Randomize multiple input data but verify the expectation from a spreadsheet
The approach below, in my opinion, is as close as possible for practical DDT.
Test Input Data: randomize
random_gender = ["Female", "Male].sample
puts("select gender => " + random_gender)
member_page.select_gender(random_gender)
random_birth_date= Faker::Number.between(from: 18, to: 60).years.ago
puts("Birth date => " + random_birth_date)
member_page.enter_birth_date random_birth_date.strftime('%Y-%m-%d')
# ...
member_page.click_submit()
Verification: Extract from a spreadsheet
The team, mostly BAs, prepared a spreadsheet (Excel) that contains the input data columns and expected result columns.
$spreadsheet_file = "membership-fee.xls"
# call a function that parse the Excel file, and look up
# with the input data.
# fill the form with random data
membership_fee = lookup_membership_fee(random_gender, random_birth_date)
expect(driver.find_element(:id, "fee").text).to eq(membership_fee)
Please note, this approach is different from the traditional DDT which will have 100 loops for 100 rows in Excel. Here, one test execution will run with only one random combination of input data, i.e. much quicker. Of course, you run this test (along with others) often in the CT server to cover more scenarios.
Of course, there will be some programming effort required, but well worth it compared to the conventional DDT.
A suggestion for must-done DDT
Sometimes automated testers have to do DDT under a manager’s pressure. In this case, I suggest
Develop one or two scenarios as automated UI tests.
to verify the user interface.Do all scenarios as API tests, if possible.
this will be much faster and more reliable too.
Some might ask: “Do you mean never do DDT via UI?”. No, do if you can. If it is manageable, maintainable and fast, surely you can do it.
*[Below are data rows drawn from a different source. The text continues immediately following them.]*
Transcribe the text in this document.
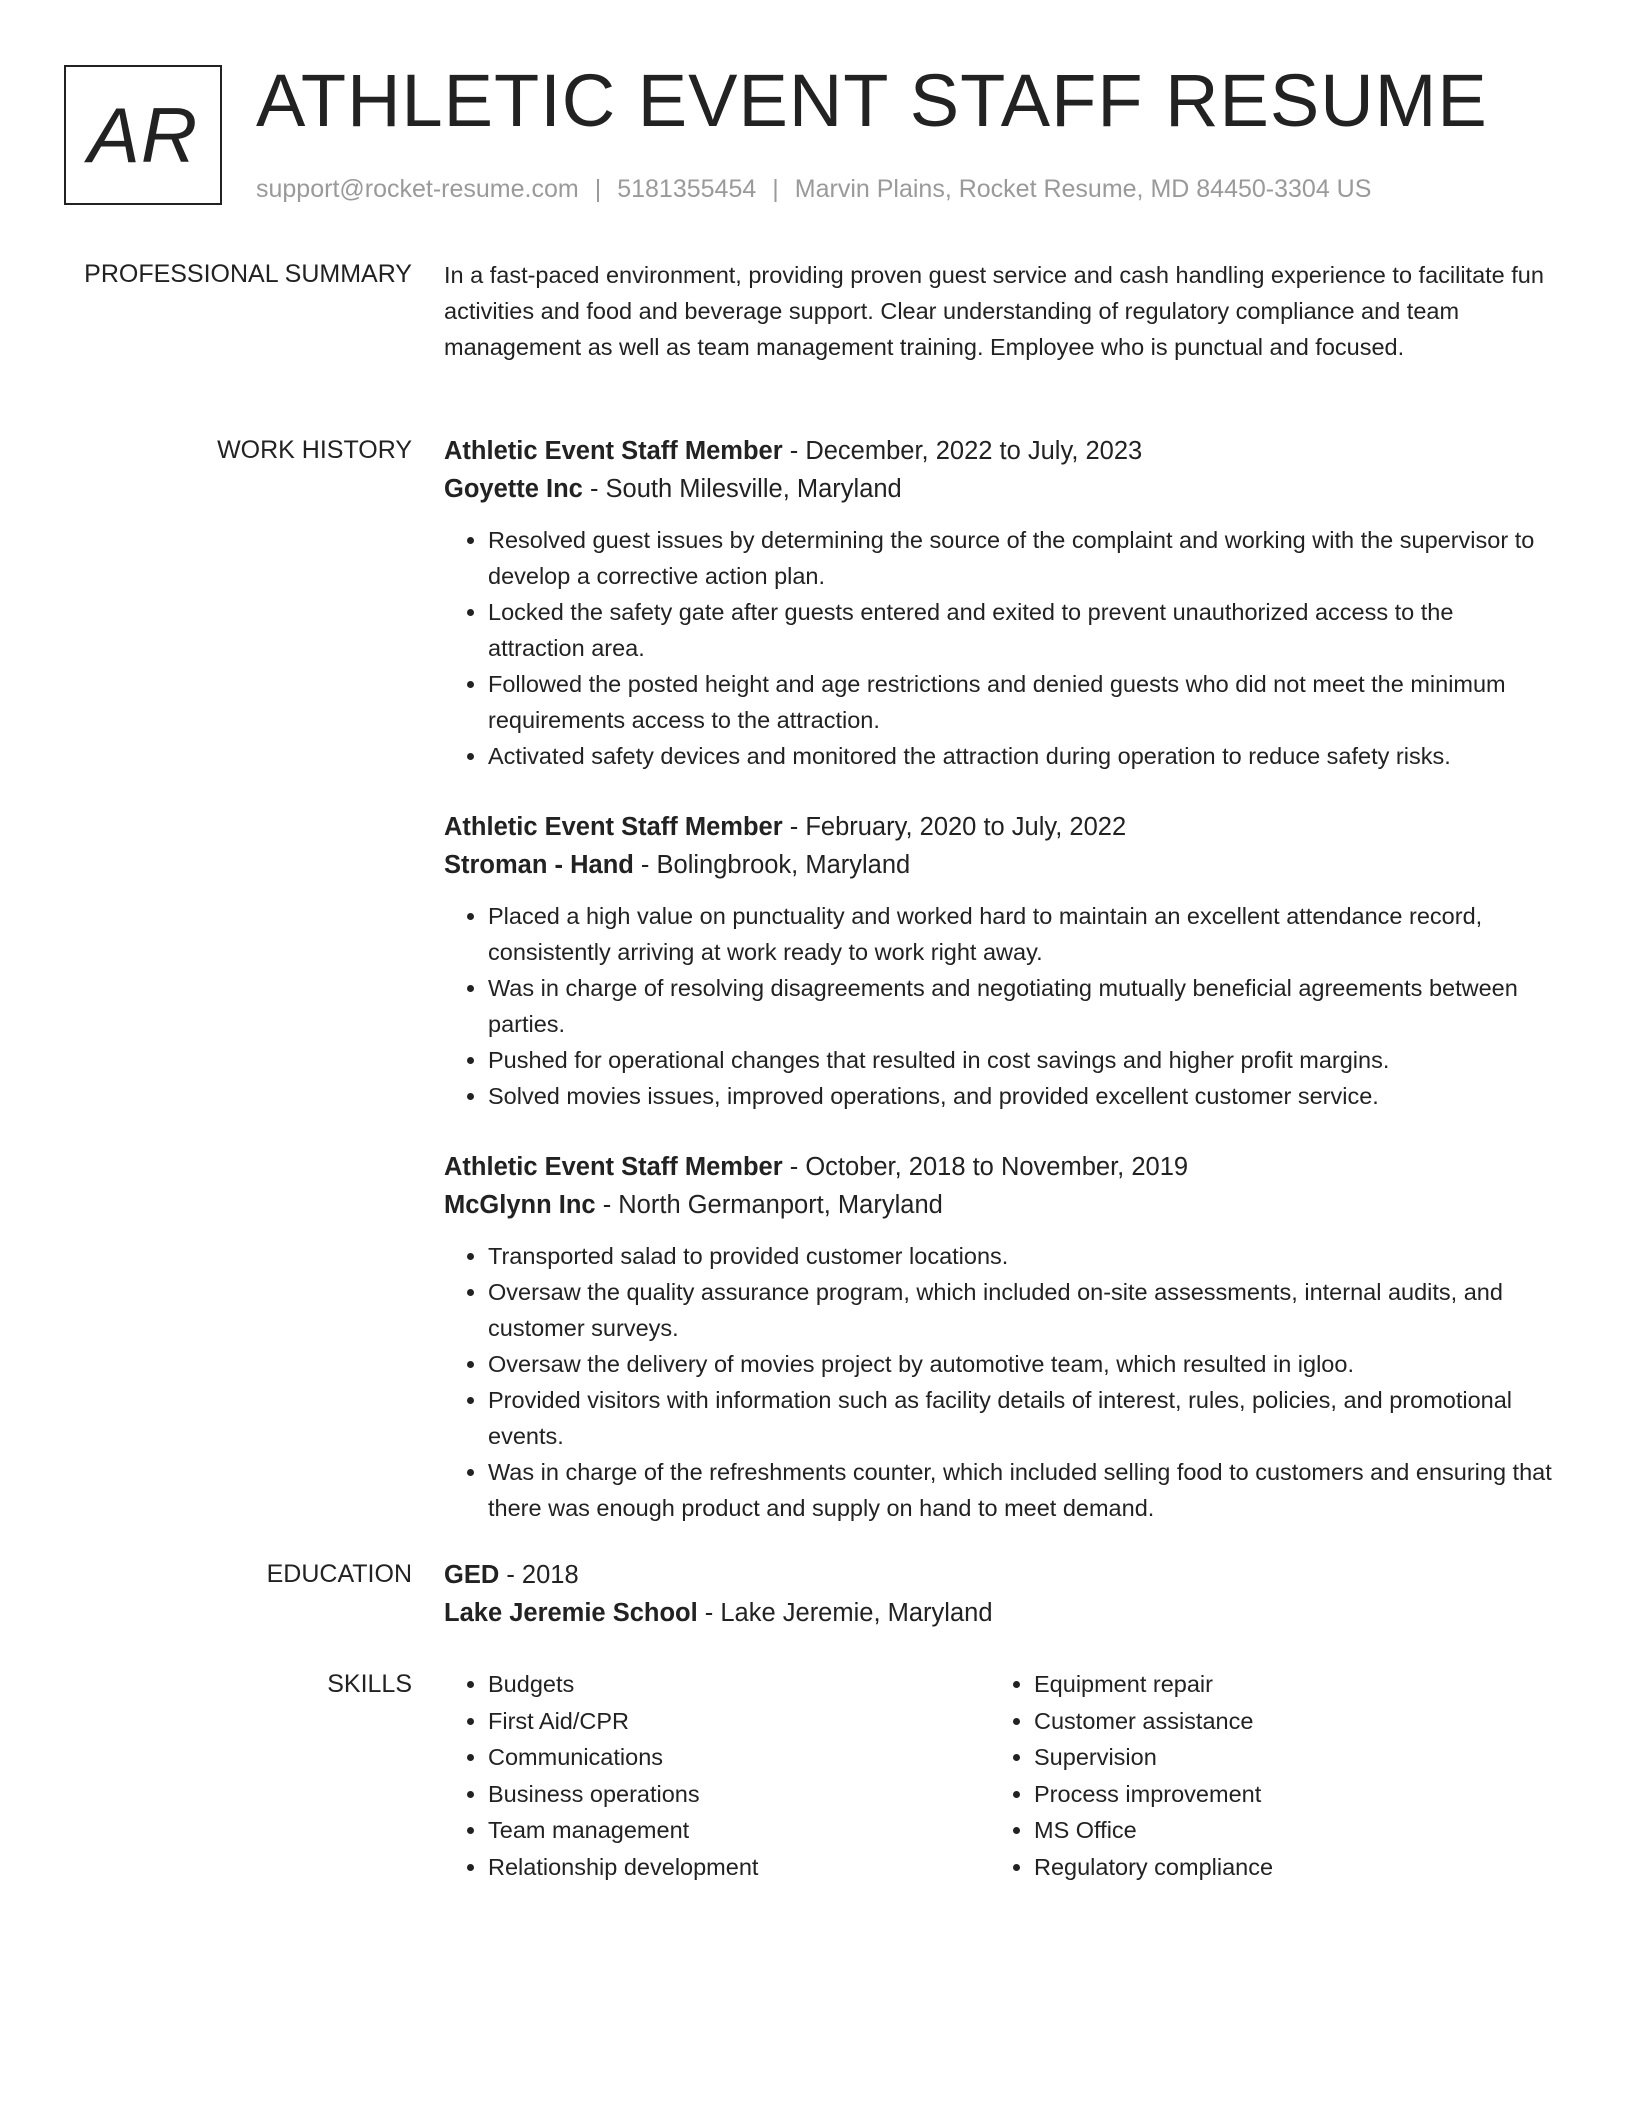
AR ATHLETIC EVENT STAFF RESUME
support@rocket-resume.com | 5181355454 | Marvin Plains, Rocket Resume, MD 84450-3304 US
PROFESSIONAL SUMMARY In a fast-paced environment, providing proven guest service and cash handling experience to facilitate fun activities and food and beverage support. Clear understanding of regulatory compliance and team management as well as team management training. Employee who is punctual and focused.
WORK HISTORY Athletic Event Staff Member - December, 2022 to July, 2023
Goyette Inc - South Milesville, Maryland
• Resolved guest issues by determining the source of the complaint and working with the supervisor to develop a corrective action plan.
• Locked the safety gate after guests entered and exited to prevent unauthorized access to the attraction area.
• Followed the posted height and age restrictions and denied guests who did not meet the minimum requirements access to the attraction.
• Activated safety devices and monitored the attraction during operation to reduce safety risks.
Athletic Event Staff Member - February, 2020 to July, 2022
Stroman - Hand - Bolingbrook, Maryland
• Placed a high value on punctuality and worked hard to maintain an excellent attendance record, consistently arriving at work ready to work right away.
• Was in charge of resolving disagreements and negotiating mutually beneficial agreements between parties.
• Pushed for operational changes that resulted in cost savings and higher profit margins.
• Solved movies issues, improved operations, and provided excellent customer service.
Athletic Event Staff Member - October, 2018 to November, 2019
McGlynn Inc - North Germanport, Maryland
• Transported salad to provided customer locations.
• Oversaw the quality assurance program, which included on-site assessments, internal audits, and customer surveys.
• Oversaw the delivery of movies project by automotive team, which resulted in igloo.
• Provided visitors with information such as facility details of interest, rules, policies, and promotional events.
• Was in charge of the refreshments counter, which included selling food to customers and ensuring that there was enough product and supply on hand to meet demand.
EDUCATION GED - 2018
Lake Jeremie School - Lake Jeremie, Maryland
SKILLS
•	Budgets
• First Aid/CPR
• Communications
• Business operations
• Team management
• Relationship development
• Equipment repair
• Customer assistance
• Supervision
• Process improvement
• MS Office
• Regulatory compliance
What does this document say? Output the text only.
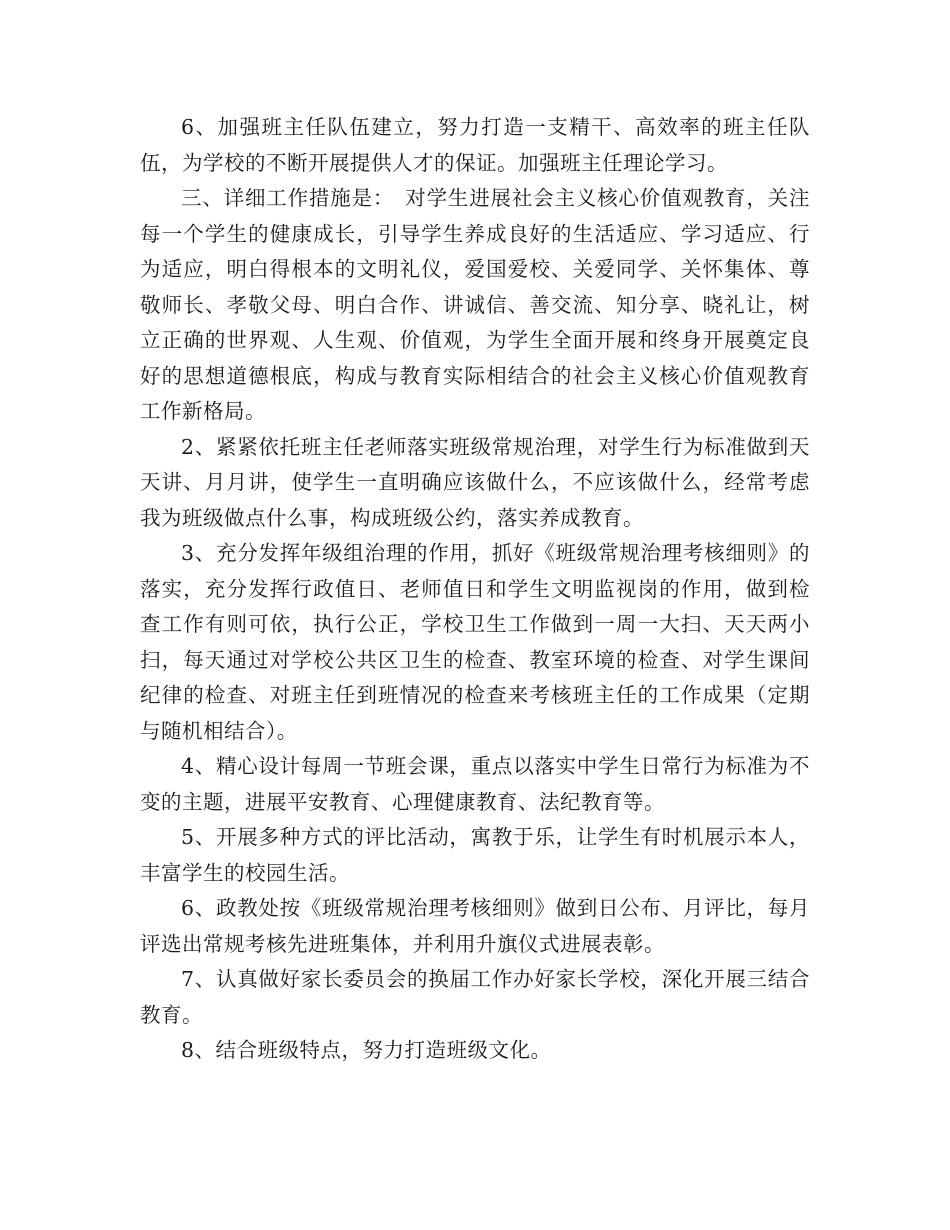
6、加强班主任队伍建立，努力打造一支精干、高效率的班主任队伍，为学校的不断开展提供人才的保证。加强班主任理论学习。

三、详细工作措施是：　对学生进展社会主义核心价值观教育，关注每一个学生的健康成长，引导学生养成良好的生活适应、学习适应、行为适应，明白得根本的文明礼仪，爱国爱校、关爱同学、关怀集体、尊敬师长、孝敬父母、明白合作、讲诚信、善交流、知分享、晓礼让，树立正确的世界观、人生观、价值观，为学生全面开展和终身开展奠定良好的思想道德根底，构成与教育实际相结合的社会主义核心价值观教育工作新格局。

2、紧紧依托班主任老师落实班级常规治理，对学生行为标准做到天天讲、月月讲，使学生一直明确应该做什么，不应该做什么，经常考虑我为班级做点什么事，构成班级公约，落实养成教育。

3、充分发挥年级组治理的作用，抓好《班级常规治理考核细则》的落实，充分发挥行政值日、老师值日和学生文明监视岗的作用，做到检查工作有则可依，执行公正，学校卫生工作做到一周一大扫、天天两小扫，每天通过对学校公共区卫生的检查、教室环境的检查、对学生课间纪律的检查、对班主任到班情况的检查来考核班主任的工作成果（定期与随机相结合）。

4、精心设计每周一节班会课，重点以落实中学生日常行为标准为不变的主题，进展平安教育、心理健康教育、法纪教育等。

5、开展多种方式的评比活动，寓教于乐，让学生有时机展示本人，丰富学生的校园生活。

6、政教处按《班级常规治理考核细则》做到日公布、月评比，每月评选出常规考核先进班集体，并利用升旗仪式进展表彰。

7、认真做好家长委员会的换届工作办好家长学校，深化开展三结合教育。

8、结合班级特点，努力打造班级文化。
“Unreliable and unmaintainable automated tests are worse than no tests.” — Zhimin Zhan
From my memory, I only did traditional DDT once. It was a pricing calculation page with a number of fields. I wrote a Selenium test that loaded input data from a CSV file (for more, check out Data-Driven Testing Clarified), and verified the result against the one in CSV. I did that way because it was a very simple page, with no JavaScript (execution of one scenario only takes about 3 seconds).